Applied Thermal Engineering
- Discipline: Thermal engineering
- Language: English
- Edited by: C.N. Markides

Publication details
- Former names: Journal of Heat Recovery Systems, Heat Recovery Systems and CHP
- History: 1981–present
- Publisher: Elsevier
- Frequency: 18/year
- Impact factor: 6.6 (2024)

Standard abbreviations
- ISO 4: Appl. Therm.
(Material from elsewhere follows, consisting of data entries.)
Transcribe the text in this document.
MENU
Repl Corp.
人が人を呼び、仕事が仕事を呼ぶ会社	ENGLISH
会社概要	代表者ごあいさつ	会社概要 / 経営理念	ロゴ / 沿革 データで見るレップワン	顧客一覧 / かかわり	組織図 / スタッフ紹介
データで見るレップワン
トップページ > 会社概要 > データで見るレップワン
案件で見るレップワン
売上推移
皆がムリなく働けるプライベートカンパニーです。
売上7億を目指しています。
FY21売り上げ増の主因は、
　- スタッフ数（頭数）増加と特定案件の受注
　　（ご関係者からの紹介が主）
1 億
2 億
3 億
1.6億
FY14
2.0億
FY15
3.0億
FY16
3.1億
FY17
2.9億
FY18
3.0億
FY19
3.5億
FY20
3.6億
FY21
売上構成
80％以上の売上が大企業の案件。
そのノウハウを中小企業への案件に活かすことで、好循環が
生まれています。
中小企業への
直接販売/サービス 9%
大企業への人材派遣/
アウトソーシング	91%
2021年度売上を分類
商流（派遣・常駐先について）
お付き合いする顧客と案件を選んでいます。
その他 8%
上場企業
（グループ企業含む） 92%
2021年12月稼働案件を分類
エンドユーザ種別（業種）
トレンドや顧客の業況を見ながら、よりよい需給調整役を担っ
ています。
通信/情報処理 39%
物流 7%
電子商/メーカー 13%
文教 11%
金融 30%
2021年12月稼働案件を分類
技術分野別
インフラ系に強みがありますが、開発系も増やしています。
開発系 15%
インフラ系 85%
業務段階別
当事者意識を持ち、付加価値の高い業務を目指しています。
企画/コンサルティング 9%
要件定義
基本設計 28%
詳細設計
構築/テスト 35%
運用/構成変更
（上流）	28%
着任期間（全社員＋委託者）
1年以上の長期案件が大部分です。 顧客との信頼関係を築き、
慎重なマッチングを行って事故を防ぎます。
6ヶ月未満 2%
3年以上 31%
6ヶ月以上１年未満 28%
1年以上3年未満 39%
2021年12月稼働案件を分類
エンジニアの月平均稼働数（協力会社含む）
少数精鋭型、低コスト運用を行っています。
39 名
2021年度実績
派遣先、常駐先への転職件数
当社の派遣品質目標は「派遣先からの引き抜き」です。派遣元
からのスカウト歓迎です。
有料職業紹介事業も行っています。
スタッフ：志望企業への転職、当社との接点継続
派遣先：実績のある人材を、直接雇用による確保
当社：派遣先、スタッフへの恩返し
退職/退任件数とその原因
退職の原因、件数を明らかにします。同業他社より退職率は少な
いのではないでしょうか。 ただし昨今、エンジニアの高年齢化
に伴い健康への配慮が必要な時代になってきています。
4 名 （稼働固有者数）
Eng.

Indexing
- CODEN: ATENFT
- ISSN: 1359-4311
- LCCN: 96648165
- OCLC no.: 33420600

Links
- Journal homepage; Online access; Online archive;

= Applied Thermal Engineering =

Applied Thermal Engineering is a peer-reviewed scientific journal covering all aspects of the thermal engineering of advanced processes, including process integration, intensification, and development, together with the application of thermal equipment in conventional process plants, which includes its use for heat recovery. The editor-in-chief is C.N. Markides. The journal was established in 1981 as Journal of Heat Recovery Systems and renamed to Heat Recovery Systems and CHP in 1987. It obtained its current title in 1996.

According to the Journal Citation Reports, the journal has a 2021 impact factor of 6.9.